Железный Густав
Шрифт:
— Ну и времена настали, — жаловался старик Вороному. — Хорошие времена, сытые времена! Только сейчас и видно, до чего мы докатились! А ты, старый дуралей, тычешь в меня своей глупой мордой, думаешь, тебе овес посыплется?
Ну, да ничего: на старости лет Железный Густав ко всему притерпелся. Удовольствия это ему, правда, не доставляет. Уж кажется, из кожи лезешь, а жизнь все не лучше, а хуже. Какой прок, что он нет-нет да и подрядится к Нимейеру возить овес, сено и солому для его клиентов — матери все одно ничего не перепадает в ее пустые руки.
Как
Стоя в конюшне возле Вороного, Хакендаль прикидывал и так и этак, как бы это ему немного подработать. С досады он жевал остывший окурок, перекатывая его во рту. Сердце болит за мать, совсем она с тела спала, все висит на ней, точно на огородном пугале. Пора бы уж ей набрать немного жирку на ребра, ведь она никогда и не поест вволю. И в войну голодали, но тогда в голодухе был какой-то порядок, голодали все — по крайней мере, так казалось, — голодали по карточкам, на законном основании. С такой голодовкой еще можно было мириться.
А теперь голодают безо всякого порядка. В магазинах товару завались — для тех, у кого есть деньги. А народ бежит мимо сверкающих переполненных витрин, стараясь на них но глядеть, а уж если кто и поглядит со зла, чтобы пуще растравить сердце, то непременно спросит себя, чем же он, собственно, провинился, что приходится ему с голоду подыхать. Уж верно, больше грехов, чем у тех, кто жрет за десятерых, у него на совести нет.
Да что проку в таких вопросах — а от перевозки мелкого люда в наемных фургонах тоже пользы нет. Битых полдня надрываешься, а как дойдет до платы, только и слышишь: «Ничего у нас с вами сегодня не получится. Разве что в пятницу, когда Максе принесет жалованье…»
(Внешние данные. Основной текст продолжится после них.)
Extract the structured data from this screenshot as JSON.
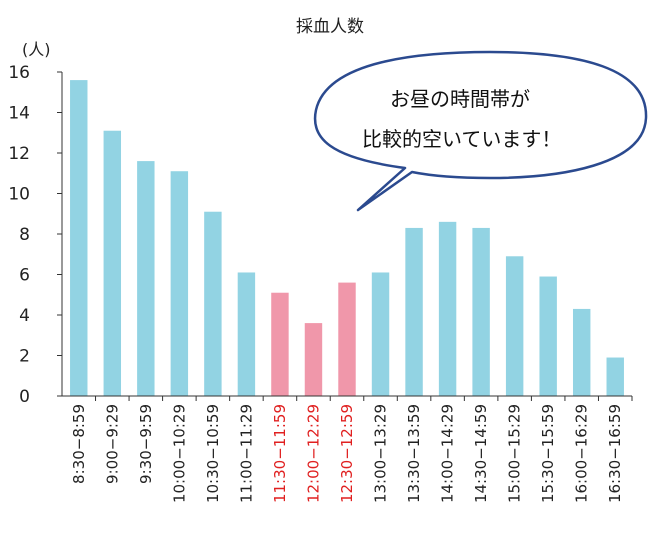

Черта с два! Если в пятницу и дождешься своих денежек, то купишь на них разве что шнурки для ботинок или махонькую булочку. Мать уговаривает: «Пошел бы ты к детям, Юстав! Зофи и Эрих поди живут в достатке. Не допустят они, чтобы их старики родители нуждались в хлебе…»
Но нет, в этом вопросе Густав проявляет железное упорство: чем побираться у собственных детей, лучше пойти с поклоном в благотворительную кассу. Да, так уж все повернулось в жизни, что нам в самую пору смеяться — над собой, над своими детьми и над всем миром. Он, бывший вахмистр пазевалькских кирасир, вырастил пятерых и всех уберег от голода. А теперь его дети, как-никак получившие образование — не то что их отец, — не могут прокормить стариков родителей! Разве не смешно?
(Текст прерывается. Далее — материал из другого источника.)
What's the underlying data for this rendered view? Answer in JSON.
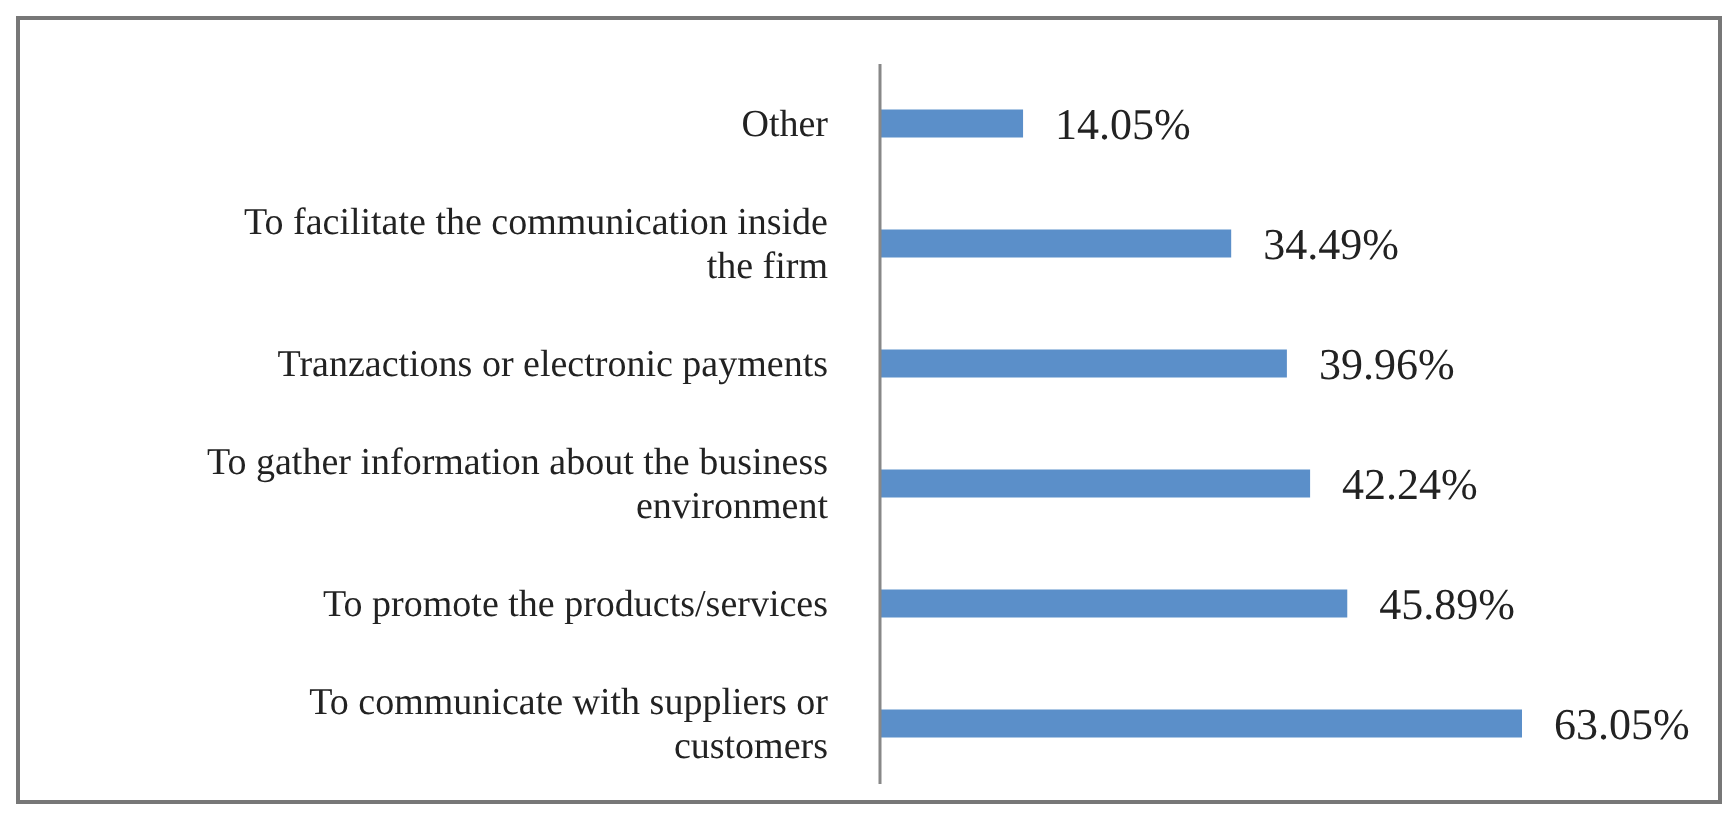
{
  "chart_data": {
    "type": "bar",
    "orientation": "horizontal",
    "categories": [
      "Other",
      "To facilitate the communication inside the firm",
      "Tranzactions or electronic payments",
      "To gather information about the business environment",
      "To promote the products/services",
      "To communicate with suppliers or customers"
    ],
    "values": [
      14.05,
      34.49,
      39.96,
      42.24,
      45.89,
      63.05
    ],
    "value_labels": [
      "14.05%",
      "34.49%",
      "39.96%",
      "42.24%",
      "45.89%",
      "63.05%"
    ],
    "color": "#5b8fc9"
  }
}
— Так уж оно ведется на свете, — говорил он жене, — и ежели меня спросить, иначе и быть не должно. Я иной раз вижу Эриха, несется в своей машине мимо вокзала. А он, стало быть, меня не видит. И правильно делает! Сама посуди: я в своем старом траченном молью кучерском плаще, и он в этакой шикарной дохе из морского, что ли, угря, или как он зовется, этот мех, — одно с другим совсем не вяжется, сам господь так положил! Будь довольна, мать, что, по крайней мере, на сердце у нас легко. Кое-как мы еще кормимся, авось продержимся и дальше. Гейнц-то ведь заходит…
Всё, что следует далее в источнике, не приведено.